On Sep. 22, 2022, the plaintiffs asked the court to order Reyes Mena’s arrest but received no response. Two weeks later, the Attorney General’s Office made the same request, including the other four accused. Cruz said he did not know why the Attorney General’s Office had done so, “when they had shown no interest in the case for four years.” He added, “I don’t know if they did it to not be left behind when we presented the petition for the arrest warrant.”
The Attorney General’s Office did not respond to a request for comment from El Faro.
Six days before the Dutch journalists were murdered by members of the Salvadoran Armed Forces, they were summoned to an interrogation by the General Directorate of the Treasury Police. The four of them worked for the Dutch television agency IKON and were working on a video report on the guerrilla’s zones of influence in San Salvador and other parts of the country. The summons only named lead reporter Jacobus Andries Koster, who the armed forces suspected of guerrilla ties after finding his contact information in the pocket of Jorge Luis Méndez, a fighter killed in Usulután.
Jan Cornelius Kuiper, Hans Ter Laag, and Johannes Jan Willemsen accompanied Koster.
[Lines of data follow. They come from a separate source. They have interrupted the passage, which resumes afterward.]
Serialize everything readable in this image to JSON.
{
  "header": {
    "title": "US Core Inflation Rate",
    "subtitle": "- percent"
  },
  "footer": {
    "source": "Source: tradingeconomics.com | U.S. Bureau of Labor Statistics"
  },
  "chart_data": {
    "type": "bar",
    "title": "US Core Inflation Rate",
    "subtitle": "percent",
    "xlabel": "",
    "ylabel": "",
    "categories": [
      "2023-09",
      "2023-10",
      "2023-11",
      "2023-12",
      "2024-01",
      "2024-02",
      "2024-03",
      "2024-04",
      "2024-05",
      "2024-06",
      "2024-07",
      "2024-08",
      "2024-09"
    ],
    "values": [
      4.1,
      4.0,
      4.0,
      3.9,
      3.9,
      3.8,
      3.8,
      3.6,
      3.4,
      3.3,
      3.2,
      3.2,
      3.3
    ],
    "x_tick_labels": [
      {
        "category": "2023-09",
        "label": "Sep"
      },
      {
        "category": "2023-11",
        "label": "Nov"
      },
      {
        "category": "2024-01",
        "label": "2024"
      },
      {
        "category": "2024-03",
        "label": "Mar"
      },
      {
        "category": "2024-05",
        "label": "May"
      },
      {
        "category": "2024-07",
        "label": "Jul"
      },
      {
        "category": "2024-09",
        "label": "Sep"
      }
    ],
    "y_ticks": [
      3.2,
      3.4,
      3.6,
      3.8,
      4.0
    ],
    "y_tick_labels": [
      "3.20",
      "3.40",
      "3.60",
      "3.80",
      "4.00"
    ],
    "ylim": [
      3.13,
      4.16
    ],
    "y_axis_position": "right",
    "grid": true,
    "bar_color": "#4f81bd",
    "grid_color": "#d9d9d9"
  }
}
Colonel Francisco Antonio Morán, director-general of the Treasury Police and lead interrogator, questioned Koster about his ties to “terrorists.” According to Foundation Comunicándonos, “Morán warned the journalists that he was ‘against informers [reporters] who sympathize with the subversives.’”
According to sources who testified before the Truth Commission and representatives of the Dutch Embassy, the journalists received warnings after the interrogation that they should leave the country for a time, due to imminent danger. The journalists continued their coverage and were murdered on Mar. 17, 1982, in Santa Marta, a tiny town in Chalatenango, two kilometers from the El Paraíso Infantry Barracks.
The day before they were murdered in what the plaintiffs have called an “ambush,” a death squad calling itself Maximiliano Hernández Martínez had published a list of death threats against 35 journalists. None of the four Dutch journalists was included in it. At least 40 died during the 12-year civil war.
“This happened forty years ago, but our family’s pain has not subsided. I still miss my brother,” Sonja Ter Laag, sister of Hans Ter Laag, told El Faro over the phone from Holland.
In March, to commemorate the 40th anniversary of the murder, she traveled for the first time to El Salvador. “I declared as an aggrieved party before Judge Argüello. I told her that when I saw the picture of my brother dead it marked me forever. The judge was also stricken when she saw it. She immediately asked me for all the pictures I have, and I sent them to her. I am very happy, but surprised to see the arrests. I did not think this would happen.”
During her visit, Ter Laag asked to be taken to the place where her brother was murdered with his three colleagues. “Lots of soldiers and police officers came with us. I asked what they were doing there and they told me that the Embassy had requested that they come for our protection. I asked myself how we could be protected by the same people who killed my brother.”